On the memory side of things I used a selection of 6 snaps installed on the Pi Zero 2W: mosquitto, node-red, micropython, node, ruby, and lxd (a combination of relatively common and fairly IoT specific snaps) which is probably about as much as anyone could reasonably expect to install and run on a half-gig system. I measured the system after a fresh boot running only default services, and otherwise idle on the Raspberry Pi jammy (22.04 LTS) arm64 server image. The arm64 architecture was selected partly for the wider availability of snaps (there are very few built for armhf) and partly because memory effects were more likely to be pronounced on this architecture.

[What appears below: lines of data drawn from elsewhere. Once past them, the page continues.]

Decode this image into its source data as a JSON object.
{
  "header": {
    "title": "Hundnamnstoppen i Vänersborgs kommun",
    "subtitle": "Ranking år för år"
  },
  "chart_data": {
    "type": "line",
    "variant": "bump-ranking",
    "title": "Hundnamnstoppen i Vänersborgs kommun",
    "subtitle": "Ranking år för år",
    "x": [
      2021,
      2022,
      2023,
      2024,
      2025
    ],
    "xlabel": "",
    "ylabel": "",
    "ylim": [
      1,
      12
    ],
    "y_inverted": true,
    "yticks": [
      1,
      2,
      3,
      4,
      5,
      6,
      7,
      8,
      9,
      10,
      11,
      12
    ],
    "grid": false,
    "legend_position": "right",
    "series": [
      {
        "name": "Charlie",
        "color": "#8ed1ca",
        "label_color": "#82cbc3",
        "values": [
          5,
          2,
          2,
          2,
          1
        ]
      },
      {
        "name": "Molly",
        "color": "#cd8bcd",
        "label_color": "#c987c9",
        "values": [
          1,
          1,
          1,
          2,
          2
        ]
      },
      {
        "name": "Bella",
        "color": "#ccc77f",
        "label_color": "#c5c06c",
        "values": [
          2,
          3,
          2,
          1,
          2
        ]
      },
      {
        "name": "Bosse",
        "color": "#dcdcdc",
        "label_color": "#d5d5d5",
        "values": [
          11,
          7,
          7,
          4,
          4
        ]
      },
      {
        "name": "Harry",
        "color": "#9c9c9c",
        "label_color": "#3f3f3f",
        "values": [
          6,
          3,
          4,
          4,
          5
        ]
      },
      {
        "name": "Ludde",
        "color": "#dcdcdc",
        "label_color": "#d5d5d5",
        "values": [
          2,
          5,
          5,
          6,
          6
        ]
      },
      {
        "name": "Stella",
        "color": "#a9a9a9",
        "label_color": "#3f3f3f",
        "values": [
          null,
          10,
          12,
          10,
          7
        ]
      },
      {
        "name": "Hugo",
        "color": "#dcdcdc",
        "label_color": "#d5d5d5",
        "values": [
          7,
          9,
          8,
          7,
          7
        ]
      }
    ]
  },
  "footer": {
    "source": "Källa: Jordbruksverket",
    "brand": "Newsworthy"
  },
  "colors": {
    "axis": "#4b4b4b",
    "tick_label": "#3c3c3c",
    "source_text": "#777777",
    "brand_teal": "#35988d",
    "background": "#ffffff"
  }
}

Over the course of 30 minutes, everything from /proc/meminfo was dumped to an SQLite database, first under the current release of the kernel (5.15.0-1011-raspi), then under a re-built version with CONFIG_SQUASHFS_DECOMP_MULTI_PERCPU enabled (and CONFIG_SQUASHFS_DECOMP_SINGLE disabled).

MemAvailable stayed reasonably stable across each run, and showed a median ~12MB less on the MULTI_PERCPU kernel than on the SINGLE kernel, suggesting that each snap's mount occupied somewhere in the region of 2MB more memory under the MULTI_PERCPU kernel. Other statistics were less clear cut: no significant difference in kernel stack, and MemFree actually showed the opposite (but this should probably be ignored as it doesn't exclude evictable pages like the disk cache, and the kernel has a duty to minimize it so it will typically fall predictably on a freshly booted system meaning that differences in the start time of a measurement run will lead to an irrelevant delta). The kernel slab measure showed a interesting (stable, median) 6MB increase from the SINGLE to MULTI_PERCPU which may account for some of the extra memory being used.

Conclusion:

* There's some memory loss but it's small enough that it shouldn't significantly impact even tightly constrained systems like the Zero 2W
* The performance gains are likely minimal under ARM. As such, were ARM the only set of architectures being considered I'd probably recommend against this
* However, the performance gains on the x86 family are significant so for me this comes down to a "lack of harm" judgment:

If this can be enabled on amd64 and disabled on armhf+arm64 then that would probably be the ideal situation. However, I'm mindful that any delta means extra maintenance work, and an extra chance for errors. Given the mixed situation on ARM (minor performance gain, minor memory loss), I'd recommend simply enabling this option across the board.